The future of life on Earth depends on our ability to see the sacred where others see only the common. – John Denver
Admittedly, as my best friend often loves to point out, I am a tree-hugging liberal. I was raised by divorced parents from opposite sides of the United States, and the only things they had in common were love of John Denver’s music and a love of nature. For Mom, it was (and is) the Blue Ridge Mountains of North Carolina; for Dad it was (and is) the lakes and mountains of the Cascades in Oregon.
It is against this backdrop that I view what’s happening in the world today. No, I’m not talking about the mass panic (perhaps justified) over the COVID-19 pandemic; rather, I am taking a step back in Ishmael fashion and looking at the bigger picture. The Coronavirus appears to me to be the latest and strongest battle being waged between the human race and the rest of Earth’s global ecosystem.
There has long been a war being waged between the hunter-gatherer lifestyle and the agrarian lifestyle. It dates back to early Biblical times when the clash was personified in the fight between Cain and Abel. The farmer, Cain, kills Abel, the shepherd, which is symbolic of the struggle between those who wanted to live off the land sustainably (Daniel Quinn refers to those people as Leavers in his book Ishmael) and those who wanted to own land and “lock up the food,” (referred to as Takers in Quinn’s world).
The death of Abel was foreshadowing at its finest, in ways the Jewish storytellers of old could never have possibly imagined. While there have been may examples of the years, the one that may be most familiar to Americans is what happened when white Europeans “discovered” the very continent on which the United States of America now exists. There was already a beautiful, flourishing and utterly sustainable “Leaver” culture thriving here, but the Europeans quickly killed that culture off in favor of their own “Taker” way of life.
The beginning of the Industrial Revolution was another notable volley in the war between humans and the Earth. New inventions allowed the consumption of the natural world to accelerate at warp speed, and none more so than that of the internal combustion engine and the automobile. The wholesale release of fossil fuels into the atmosphere was the equivalent of the atomic bombs dropped on Hiroshima and Nagasaki in terms of the way it has cranked up the intensity of humanity’s war with the Earth.

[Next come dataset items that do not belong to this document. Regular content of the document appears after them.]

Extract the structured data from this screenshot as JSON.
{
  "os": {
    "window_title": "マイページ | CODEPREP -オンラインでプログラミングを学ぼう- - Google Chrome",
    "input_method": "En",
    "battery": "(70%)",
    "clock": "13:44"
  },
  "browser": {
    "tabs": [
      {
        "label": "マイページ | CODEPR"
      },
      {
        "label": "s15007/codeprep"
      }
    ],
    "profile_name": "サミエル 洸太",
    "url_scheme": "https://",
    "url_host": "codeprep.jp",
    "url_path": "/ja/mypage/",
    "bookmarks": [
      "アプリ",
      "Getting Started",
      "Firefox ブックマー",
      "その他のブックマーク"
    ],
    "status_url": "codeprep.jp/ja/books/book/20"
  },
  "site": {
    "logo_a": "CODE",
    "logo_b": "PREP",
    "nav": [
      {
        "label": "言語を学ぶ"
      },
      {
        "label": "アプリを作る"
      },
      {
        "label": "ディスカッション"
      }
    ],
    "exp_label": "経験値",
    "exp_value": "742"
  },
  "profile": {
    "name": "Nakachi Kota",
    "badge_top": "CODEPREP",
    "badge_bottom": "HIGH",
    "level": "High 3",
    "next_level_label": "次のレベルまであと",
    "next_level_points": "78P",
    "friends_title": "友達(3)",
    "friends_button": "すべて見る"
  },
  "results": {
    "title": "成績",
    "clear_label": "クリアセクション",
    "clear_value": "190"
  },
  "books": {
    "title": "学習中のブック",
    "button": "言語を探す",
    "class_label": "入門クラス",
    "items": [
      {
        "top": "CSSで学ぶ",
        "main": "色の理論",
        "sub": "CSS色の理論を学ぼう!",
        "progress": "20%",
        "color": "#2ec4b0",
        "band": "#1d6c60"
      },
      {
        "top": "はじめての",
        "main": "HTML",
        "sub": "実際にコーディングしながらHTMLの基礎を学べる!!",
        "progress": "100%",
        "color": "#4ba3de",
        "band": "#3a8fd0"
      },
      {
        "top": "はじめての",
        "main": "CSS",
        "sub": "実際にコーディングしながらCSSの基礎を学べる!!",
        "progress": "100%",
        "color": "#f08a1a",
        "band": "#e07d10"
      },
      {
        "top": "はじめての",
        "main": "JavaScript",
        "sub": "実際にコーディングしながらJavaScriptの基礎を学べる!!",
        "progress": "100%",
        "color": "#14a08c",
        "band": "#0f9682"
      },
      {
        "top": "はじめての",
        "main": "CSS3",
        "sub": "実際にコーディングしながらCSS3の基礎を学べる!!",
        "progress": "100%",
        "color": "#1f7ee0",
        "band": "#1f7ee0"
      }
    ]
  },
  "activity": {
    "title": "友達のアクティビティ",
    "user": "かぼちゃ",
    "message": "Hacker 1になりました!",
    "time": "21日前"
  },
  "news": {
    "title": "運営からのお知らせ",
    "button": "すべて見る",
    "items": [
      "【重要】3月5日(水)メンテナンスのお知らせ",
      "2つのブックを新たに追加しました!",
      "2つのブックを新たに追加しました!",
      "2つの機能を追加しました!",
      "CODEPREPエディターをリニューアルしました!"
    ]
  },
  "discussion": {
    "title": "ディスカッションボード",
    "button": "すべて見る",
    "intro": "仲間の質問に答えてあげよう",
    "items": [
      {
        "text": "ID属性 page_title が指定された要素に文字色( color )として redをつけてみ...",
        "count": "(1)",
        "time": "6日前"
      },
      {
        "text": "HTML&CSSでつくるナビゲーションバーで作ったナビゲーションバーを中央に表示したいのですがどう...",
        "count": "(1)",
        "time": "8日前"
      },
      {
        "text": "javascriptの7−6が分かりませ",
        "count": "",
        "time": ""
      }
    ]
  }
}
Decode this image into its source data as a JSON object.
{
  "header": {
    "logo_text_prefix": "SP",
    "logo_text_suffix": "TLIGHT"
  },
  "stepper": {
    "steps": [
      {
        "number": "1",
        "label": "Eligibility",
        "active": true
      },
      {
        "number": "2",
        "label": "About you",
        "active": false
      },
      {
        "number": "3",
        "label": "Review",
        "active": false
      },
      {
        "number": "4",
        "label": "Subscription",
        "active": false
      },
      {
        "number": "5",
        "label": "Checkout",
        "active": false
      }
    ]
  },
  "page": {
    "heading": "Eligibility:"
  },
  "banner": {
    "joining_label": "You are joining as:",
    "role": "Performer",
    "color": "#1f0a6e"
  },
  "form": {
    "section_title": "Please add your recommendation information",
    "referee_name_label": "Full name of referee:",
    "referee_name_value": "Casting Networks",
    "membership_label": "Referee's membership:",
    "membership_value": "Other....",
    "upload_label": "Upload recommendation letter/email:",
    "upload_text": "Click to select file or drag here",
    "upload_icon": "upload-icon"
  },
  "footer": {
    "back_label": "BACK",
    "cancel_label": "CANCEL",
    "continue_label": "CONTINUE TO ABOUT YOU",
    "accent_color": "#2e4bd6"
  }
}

One of the big problems with our war against the planet is that we don’t always recognize the smaller battles for what they are. Every acre of the Amazon rain forest destroyed in the name of grazing land for cows is a loss for the delicate environment upon which human survival depends. Every piece of the polar icecaps that break off and melts into the warming oceans is a battle lost. Out of control wildfires in California, Tennessee and Australia are all battles lost; every hurricane that wipes out cities along the Gulf Coast is a battle lost; Miami and New Orleans sinking into the ocean, stronger storms across the American Midwest, and even the fact that the two warmest years in the recorded history of our planet have occurred in the past three years are all battles in our war with our own ecosystem.
Taker culture lost all of those battles, and it will most assuredly lose the COVID-19 battle, as well.
According to a recent report, it is very possible, even likely, that COVID-19 has been around for a long time, hidden away in an isolated population of bats. Loss of habitat due to human activities may have forced these bats into areas inhabited by humans, whose immune systems are not as adept at fighting off the virus as those of the bats. The bats have passes the virus along to humans, whose travel habits have allowed it to spread faster than the aforementioned wildfires.
In other words, score another win for Mother Nature in our ongoing war against her.
This particular front line has been particularly savage, not only killing off those infected by the disease, but dismantling the very consumer-based economy which started the war in the first place. World markets have been devastated by the lack of economic activity forced by the spread of COVID-19, and as investors watch the value of their investment plummet, we see the environment beginning to recover fairly quickly from the lack of human activities in highly-affected areas. (For more on that, see my previous post here!) Demonstrably, the worse things get for the human economy, the better things get for the global ecosystem.
As I write this, the number of cases of the coronavirus worldwide has surpassed 300,000 and the death toll is over 13,000. That may not seem like a big deal on a global scale, but when you consider how quickly those number are climbing, there is certainly cause for alarm.
The Taker culture is going to lose its war with Earth’s ecosystem. There is absolutely no way is can do otherwise. It is not possible to kill off millions of species of animals, poison our atmosphere and natural resources and continue to survive. COVID-19 is simply the latest, possibly worst, indication of just how poorly this war is going for us.
Perhaps it’s time to join the other side.